First I measured the width of the tiles using a FOW Tiger tank as a guide. I then cut up the floor tiles into the shapes I wanted. In this case it was 8 long strips, a T-junction, a cross roads and a short straight. This gave me approximatly 8,5 feet of roadway.



Next I applied the filler. Just lathered it on and mixed it with some sand from outside. I used my fingers to spread it which gave it some nice corrugations. I also used the Tiger to put some track impressions into the semi dry filler. I then waited for it to dry before hitting it with a layer of watered down elmers glue. This is a critical step as the filler is brittle and easily chipped. The glue soaked in and made it far more robust.

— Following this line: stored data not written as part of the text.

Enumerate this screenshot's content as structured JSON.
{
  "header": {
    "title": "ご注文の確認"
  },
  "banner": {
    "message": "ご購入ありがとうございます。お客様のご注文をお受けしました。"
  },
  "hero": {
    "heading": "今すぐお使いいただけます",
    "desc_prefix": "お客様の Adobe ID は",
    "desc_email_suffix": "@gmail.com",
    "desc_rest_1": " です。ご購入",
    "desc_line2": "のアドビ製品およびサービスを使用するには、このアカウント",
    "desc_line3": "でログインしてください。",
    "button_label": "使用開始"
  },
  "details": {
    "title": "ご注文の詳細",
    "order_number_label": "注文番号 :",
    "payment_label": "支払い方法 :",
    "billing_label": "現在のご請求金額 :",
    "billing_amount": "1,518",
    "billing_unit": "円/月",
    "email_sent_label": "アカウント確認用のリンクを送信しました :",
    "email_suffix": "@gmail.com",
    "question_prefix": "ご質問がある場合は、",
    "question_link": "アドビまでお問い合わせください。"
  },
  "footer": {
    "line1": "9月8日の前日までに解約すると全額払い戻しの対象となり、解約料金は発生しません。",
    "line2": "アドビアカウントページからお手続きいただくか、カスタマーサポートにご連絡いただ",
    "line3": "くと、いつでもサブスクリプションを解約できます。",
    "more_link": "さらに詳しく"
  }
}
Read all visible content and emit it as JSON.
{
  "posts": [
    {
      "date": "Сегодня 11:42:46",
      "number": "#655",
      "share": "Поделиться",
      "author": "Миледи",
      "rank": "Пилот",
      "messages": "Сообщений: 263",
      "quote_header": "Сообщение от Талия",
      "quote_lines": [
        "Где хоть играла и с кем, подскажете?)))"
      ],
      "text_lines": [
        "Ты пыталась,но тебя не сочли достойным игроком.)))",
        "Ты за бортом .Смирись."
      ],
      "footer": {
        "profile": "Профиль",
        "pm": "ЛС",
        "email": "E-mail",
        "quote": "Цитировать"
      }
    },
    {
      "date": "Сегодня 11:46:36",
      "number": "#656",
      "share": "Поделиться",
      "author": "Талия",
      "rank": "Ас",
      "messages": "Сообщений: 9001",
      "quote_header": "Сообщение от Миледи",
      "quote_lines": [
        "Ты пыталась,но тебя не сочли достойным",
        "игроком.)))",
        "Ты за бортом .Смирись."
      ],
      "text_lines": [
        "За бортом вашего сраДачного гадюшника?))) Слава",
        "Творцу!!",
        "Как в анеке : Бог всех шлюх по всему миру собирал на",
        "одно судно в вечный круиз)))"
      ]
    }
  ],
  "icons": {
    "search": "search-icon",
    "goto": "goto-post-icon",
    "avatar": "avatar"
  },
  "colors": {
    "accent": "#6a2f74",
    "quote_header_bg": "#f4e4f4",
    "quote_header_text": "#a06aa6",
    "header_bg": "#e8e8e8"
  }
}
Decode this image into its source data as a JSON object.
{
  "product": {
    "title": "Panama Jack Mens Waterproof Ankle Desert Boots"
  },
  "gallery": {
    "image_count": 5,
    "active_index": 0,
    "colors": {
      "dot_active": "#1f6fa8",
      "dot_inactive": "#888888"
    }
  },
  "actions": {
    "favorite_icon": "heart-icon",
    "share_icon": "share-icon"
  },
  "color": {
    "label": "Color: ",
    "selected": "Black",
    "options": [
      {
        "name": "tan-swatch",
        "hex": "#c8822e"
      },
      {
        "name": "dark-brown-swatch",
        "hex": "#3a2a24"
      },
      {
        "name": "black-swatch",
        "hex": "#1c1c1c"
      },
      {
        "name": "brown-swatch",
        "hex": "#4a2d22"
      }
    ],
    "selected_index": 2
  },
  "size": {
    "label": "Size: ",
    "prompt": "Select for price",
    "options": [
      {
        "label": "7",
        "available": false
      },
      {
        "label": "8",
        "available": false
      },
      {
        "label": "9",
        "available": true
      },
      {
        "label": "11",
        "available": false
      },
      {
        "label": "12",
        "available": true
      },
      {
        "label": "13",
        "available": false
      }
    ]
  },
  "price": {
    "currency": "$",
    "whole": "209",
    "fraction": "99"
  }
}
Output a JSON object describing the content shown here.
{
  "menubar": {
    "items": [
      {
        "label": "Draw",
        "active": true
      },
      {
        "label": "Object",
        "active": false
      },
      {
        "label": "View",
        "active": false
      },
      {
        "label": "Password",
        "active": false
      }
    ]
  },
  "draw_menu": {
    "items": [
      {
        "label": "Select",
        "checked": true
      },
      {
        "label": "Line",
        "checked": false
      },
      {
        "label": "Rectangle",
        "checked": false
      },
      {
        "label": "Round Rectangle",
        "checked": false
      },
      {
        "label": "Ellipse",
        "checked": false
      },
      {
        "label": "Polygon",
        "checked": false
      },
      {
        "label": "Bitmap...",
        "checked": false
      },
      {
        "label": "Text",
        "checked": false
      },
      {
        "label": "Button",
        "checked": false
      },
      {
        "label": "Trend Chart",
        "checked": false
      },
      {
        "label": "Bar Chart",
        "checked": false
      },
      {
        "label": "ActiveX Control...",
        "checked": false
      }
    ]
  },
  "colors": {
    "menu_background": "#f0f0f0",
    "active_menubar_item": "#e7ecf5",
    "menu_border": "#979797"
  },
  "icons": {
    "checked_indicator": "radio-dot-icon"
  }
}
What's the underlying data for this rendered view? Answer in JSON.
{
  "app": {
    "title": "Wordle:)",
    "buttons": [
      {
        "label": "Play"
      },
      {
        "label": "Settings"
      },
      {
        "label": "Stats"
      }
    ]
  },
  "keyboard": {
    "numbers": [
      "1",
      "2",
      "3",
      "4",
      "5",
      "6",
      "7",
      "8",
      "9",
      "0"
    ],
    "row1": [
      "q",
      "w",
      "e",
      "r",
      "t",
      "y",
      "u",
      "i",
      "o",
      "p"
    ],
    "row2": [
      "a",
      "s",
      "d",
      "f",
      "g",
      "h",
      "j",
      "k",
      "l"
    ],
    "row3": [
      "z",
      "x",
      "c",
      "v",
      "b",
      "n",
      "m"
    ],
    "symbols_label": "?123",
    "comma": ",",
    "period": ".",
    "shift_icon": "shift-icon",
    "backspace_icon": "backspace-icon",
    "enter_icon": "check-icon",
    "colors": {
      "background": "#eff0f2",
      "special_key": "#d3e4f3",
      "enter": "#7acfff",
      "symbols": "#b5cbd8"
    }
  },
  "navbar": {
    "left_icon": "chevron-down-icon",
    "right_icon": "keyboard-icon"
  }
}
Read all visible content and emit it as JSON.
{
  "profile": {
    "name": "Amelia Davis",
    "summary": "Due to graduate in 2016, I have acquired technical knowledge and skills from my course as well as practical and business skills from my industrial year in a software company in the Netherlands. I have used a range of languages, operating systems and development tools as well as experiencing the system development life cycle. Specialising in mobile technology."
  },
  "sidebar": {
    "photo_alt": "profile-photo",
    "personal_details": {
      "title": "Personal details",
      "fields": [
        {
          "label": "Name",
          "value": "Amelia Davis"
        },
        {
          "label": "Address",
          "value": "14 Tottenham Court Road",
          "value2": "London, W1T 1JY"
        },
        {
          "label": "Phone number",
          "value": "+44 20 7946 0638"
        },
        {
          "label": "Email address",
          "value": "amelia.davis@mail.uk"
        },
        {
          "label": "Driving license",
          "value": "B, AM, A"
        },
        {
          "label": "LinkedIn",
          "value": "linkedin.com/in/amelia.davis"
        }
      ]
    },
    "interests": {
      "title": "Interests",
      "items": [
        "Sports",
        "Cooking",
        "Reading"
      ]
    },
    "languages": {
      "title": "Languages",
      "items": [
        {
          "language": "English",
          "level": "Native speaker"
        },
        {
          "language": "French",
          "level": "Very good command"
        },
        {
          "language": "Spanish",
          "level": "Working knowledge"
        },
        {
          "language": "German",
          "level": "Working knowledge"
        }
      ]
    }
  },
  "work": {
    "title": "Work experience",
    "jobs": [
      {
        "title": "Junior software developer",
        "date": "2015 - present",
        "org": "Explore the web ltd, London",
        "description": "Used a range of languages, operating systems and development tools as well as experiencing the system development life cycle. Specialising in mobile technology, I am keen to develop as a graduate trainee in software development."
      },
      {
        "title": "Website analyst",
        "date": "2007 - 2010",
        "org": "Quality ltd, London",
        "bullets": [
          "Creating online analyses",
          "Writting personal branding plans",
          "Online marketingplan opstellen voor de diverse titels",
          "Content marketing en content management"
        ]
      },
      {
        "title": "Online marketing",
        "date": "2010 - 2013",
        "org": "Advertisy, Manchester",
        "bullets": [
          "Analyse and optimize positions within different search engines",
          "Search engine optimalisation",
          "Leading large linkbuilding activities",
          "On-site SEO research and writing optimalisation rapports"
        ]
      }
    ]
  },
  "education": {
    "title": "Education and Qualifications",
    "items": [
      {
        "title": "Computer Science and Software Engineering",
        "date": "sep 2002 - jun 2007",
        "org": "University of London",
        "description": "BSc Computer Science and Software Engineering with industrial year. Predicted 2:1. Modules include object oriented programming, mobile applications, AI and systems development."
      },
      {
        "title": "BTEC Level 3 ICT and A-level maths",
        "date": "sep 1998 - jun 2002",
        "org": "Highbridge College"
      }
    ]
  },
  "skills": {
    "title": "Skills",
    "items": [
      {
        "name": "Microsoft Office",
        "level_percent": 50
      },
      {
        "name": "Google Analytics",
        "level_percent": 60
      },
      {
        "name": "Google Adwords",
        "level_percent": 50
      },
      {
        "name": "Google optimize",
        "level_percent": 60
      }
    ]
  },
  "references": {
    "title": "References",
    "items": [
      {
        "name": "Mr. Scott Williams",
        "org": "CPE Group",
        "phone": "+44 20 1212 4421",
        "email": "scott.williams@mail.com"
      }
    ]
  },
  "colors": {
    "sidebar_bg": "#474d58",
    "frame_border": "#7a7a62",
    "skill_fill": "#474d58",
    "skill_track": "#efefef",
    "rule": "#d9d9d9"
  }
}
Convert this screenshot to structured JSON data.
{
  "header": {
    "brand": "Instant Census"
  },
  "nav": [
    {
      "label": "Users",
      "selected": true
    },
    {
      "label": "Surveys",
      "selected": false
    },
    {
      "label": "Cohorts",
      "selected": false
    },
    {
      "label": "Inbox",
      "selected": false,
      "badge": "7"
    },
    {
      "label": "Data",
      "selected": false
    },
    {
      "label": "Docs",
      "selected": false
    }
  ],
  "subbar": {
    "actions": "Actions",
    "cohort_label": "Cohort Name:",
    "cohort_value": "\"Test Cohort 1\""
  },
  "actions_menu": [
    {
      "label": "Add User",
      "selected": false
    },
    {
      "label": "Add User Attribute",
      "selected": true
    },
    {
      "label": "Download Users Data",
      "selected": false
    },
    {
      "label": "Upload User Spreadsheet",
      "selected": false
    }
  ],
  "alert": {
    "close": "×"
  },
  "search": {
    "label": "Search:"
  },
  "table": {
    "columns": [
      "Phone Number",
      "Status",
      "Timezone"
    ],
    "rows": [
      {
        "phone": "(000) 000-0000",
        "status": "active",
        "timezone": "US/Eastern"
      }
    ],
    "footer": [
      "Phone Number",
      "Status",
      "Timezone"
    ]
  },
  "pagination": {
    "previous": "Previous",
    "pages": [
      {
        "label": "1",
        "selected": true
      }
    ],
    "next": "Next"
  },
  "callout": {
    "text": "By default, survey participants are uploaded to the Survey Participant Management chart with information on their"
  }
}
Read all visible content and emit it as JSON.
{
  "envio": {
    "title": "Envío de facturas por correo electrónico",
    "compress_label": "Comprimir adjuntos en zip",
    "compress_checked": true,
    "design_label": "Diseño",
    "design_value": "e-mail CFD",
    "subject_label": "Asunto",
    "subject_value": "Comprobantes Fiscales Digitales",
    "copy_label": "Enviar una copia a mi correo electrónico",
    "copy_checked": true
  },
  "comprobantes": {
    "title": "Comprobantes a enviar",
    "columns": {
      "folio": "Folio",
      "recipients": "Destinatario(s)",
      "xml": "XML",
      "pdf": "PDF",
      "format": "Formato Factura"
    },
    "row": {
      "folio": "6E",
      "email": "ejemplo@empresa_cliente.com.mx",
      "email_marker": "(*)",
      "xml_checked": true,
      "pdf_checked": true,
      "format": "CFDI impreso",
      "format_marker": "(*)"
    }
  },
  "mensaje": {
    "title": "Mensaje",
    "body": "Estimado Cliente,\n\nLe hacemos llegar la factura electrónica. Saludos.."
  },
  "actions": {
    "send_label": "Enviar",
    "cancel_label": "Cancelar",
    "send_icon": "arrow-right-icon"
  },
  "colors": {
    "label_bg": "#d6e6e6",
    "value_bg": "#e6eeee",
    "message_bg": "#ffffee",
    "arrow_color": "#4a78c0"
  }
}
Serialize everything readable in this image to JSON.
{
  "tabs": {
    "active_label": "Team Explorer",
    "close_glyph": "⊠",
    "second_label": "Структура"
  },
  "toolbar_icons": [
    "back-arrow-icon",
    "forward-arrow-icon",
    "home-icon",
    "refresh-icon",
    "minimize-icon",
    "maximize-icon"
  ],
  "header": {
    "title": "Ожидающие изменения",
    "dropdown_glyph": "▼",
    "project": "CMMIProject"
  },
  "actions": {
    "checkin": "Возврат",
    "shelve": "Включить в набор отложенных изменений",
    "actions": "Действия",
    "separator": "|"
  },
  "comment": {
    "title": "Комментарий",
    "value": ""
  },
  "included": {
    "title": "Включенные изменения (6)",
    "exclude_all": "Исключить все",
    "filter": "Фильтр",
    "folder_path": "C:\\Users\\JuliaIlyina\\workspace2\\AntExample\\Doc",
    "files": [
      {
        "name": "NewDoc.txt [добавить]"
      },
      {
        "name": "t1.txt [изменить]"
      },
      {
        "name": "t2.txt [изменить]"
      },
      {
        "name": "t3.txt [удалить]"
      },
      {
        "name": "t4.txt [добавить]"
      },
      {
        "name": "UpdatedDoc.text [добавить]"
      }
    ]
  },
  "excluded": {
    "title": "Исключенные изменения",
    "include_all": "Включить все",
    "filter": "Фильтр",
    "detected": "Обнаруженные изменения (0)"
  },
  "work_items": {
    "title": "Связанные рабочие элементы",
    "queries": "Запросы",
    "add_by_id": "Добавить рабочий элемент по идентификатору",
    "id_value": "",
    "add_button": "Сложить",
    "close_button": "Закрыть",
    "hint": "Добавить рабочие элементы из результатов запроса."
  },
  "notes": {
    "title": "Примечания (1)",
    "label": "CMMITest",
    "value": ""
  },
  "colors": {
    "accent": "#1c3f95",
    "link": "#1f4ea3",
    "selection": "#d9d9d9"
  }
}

I havent factored the cost of the paint in as I already had these. However this would only cost about $4 as I used a 95c tin of black spray from Lowes as well as some Americana craft acrylics which run around $1 each. I used 3 colours. The nice thing is that you can use whatever colours you want depending on what terrain you are modelling for. After the paint was dry I hit the whole thing with a layer of cheap matt varnish to seal it and and add more protection vs chipping. I then used the elmers to seal the edges, again to prevent chipping when the roads come into contact with each other.


Lastly was some flock to make it all pretty and blend into the table.


And the final product: Shown here with some staights as well as the various junctions.




I am very pleased with the result. All told, excluding drying. Maybe 3 hours work as the very most. All for a very cheap price and the result is very good. The best bit is that there is still plenty of filler and glue left over. Enough for at least another tile if not 2. I plan to come back to this in the next month or so and do some curves etc.